Frigyes
Karinthy : Nouvelles parues dans la presse
QUE DOIT FAIRE L’ÉCRIVAIN FACE À LA GUERRE ?[1]
Mon
cher Dezső Kosztolányi,
Je sais que ce n’est pas de ton
goût (ni du mien) d’employer un ton de jovialité affectée
dans lequel on tombe forcément si l’on choisit la forme
épistolaire. Mon sens de la forme me souffle néanmoins
qu’il ne s’offre pas d’autre solution cette fois – la
réalité de la guerre et l’état d’âme de
l’écrivain, ainsi que l’interférence entre les deux
(je n’ignore pas que d’après toi seul la première a
un effet sur ce dernier, sans que celui-ci puisse s’en défendre)
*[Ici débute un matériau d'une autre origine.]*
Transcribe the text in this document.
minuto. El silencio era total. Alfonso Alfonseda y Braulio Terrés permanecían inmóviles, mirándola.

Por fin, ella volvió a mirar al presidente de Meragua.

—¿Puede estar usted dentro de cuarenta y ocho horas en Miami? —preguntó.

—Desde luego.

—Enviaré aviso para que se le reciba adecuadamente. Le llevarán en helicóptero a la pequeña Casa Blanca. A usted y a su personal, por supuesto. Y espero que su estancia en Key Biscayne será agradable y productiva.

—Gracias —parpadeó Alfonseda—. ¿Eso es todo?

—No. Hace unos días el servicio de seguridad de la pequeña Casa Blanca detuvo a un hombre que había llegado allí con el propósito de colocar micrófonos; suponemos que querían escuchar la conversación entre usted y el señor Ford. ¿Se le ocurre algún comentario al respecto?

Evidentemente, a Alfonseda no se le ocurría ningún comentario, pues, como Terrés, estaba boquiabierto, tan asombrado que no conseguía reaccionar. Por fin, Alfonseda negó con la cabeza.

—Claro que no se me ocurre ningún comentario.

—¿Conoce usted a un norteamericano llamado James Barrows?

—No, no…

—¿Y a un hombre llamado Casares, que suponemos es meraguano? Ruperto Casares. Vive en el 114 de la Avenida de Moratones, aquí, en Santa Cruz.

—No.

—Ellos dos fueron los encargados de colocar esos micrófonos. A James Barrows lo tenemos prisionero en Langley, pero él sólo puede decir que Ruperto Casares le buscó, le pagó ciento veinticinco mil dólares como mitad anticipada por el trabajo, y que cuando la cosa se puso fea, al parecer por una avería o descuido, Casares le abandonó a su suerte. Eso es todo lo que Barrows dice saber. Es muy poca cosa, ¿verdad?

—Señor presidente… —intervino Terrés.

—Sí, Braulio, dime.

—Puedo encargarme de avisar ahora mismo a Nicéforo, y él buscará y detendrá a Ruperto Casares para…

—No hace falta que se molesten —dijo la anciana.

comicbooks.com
sont autant de noix incassables, et il paraîtrait désinvolte de
mimer l’intention de les briser en les frappant du maillet de quelques
aphorismes, surtout après la dissertation de Kant citée par
Babits. En revanche quelques notes me sont venues en marge de ta réponse
(dans la mesure où l’étroitesse de la marge de Nyugat peut me permettre de me
référer à la loi de matérialité que tu as tant
soulignée) des notes avec mon crayon nerveux, ce qui signifie que
c’est avec toi en personne que
quelque chose en moi débattait. Je te prie donc de considérer que
c’est toi que j’essaye de convaincre par ce qui suit. Quatre-vingts
ans auparavant, à l’âge de l’intellectualisme et du
rationalisme enthousiastes, comme tu as "une autre vue", "un
autre avis", "une autre conviction" que moi sur les choses, je
t’aurais peut-être adressé un poème dans le style de
Petőfi, en commençant par « Adieu, maudit ami qui a
mordu mon âme, tel un chien enragé qui a éteint ma
flamme ». Aujourd’hui en revanche, de façon
plutôt grotesque, à l’âge de la mode des
soupçons, allusions instinctives, intuitions artistiques, des
révélations indirectes, "troubles sentimentaux", ambivalences paradoxales, je trouve
moi-même plus approprié d’analyser ton "rêve
éveillé" sur le rôle de l’écrivain, du
point de vue de ton subconscient. Il
se peut que cette fois, une fois de plus ce soit toi qui prendras mon analyse
pour un rêve éveillé et que simplement tu me
réanalyseras à ton tour. Je l’assume, cela
m’intéressera. Analysons-nous donc l’un l’autre, mon
cher Kosztolányi, cela fera passer le temps, jusqu’à ce que
ces messieurs les experts de la guerre, les capitalistes et autres
ingénieurs des canons aient achevé leur affaire, avec laquelle
nous, par notre métier, nous n’avons rien de commun.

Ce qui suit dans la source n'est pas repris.